Return the number of complete connected components of the graph.

A connected component is a subgraph of a graph in which there exists a path between any two vertices, and no vertex of the subgraph shares an edge with a vertex outside of the subgraph.

A connected component is said to be complete if there exists an edge between every pair of its vertices.


Example 1:


Input: n = 6, edges = [[0,1],[0,2],[1,2],[3,4]]
Output: 3
Explanation: From the picture above, one can see that all of the components of this graph are complete.
Example 2:


Input: n = 6, edges = [[0,1],[0,2],[1,2],[3,4],[3,5]]
Output: 1
Explanation: The component containing vertices 0, 1, and 2 is complete since there is an edge between every pair of two vertices.
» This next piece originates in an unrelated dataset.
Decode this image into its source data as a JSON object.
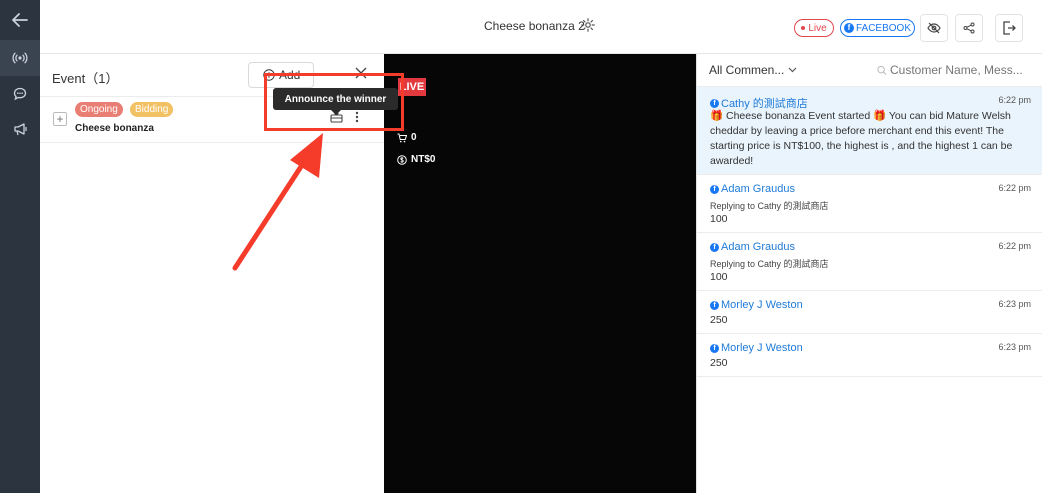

On the other hand, the component containing vertices 3, 4, and 5 is not complete since there is no edge between vertices 4 and 5. Thus, the number of complete components in this graph is 1.


Constraints:

1 <= n <= 50
0 <= edges.length <= n * (n - 1) / 2
edges[i].length == 2
0 <= ai, bi <= n - 1
ai != bi
There are no repeated edges.


#############################   Solution  ###################################

class Solution:
    def countCompleteComponents(self, n: int, edges: List[List[int]]) -> int:
        def dfs(v, res):
            if v in visit:
                return
            visit.add(v)
            res.append(v)
            for nei in adj[v]:
                dfs(nei,res)
            return res

        res =0
        adj = defaultdict(list)
        for v1,v2 in edges:
            adj[v1].append(v2)
            adj[v2].append(v1)

        res =0
        visit = set()
        for v in range(n):
            if v in visit:
                continue
            Component = dfs(v,[])
            if all ([len(Component) -1 == len(adj[v2]) for v2 in Component]):
                res +=1
        return res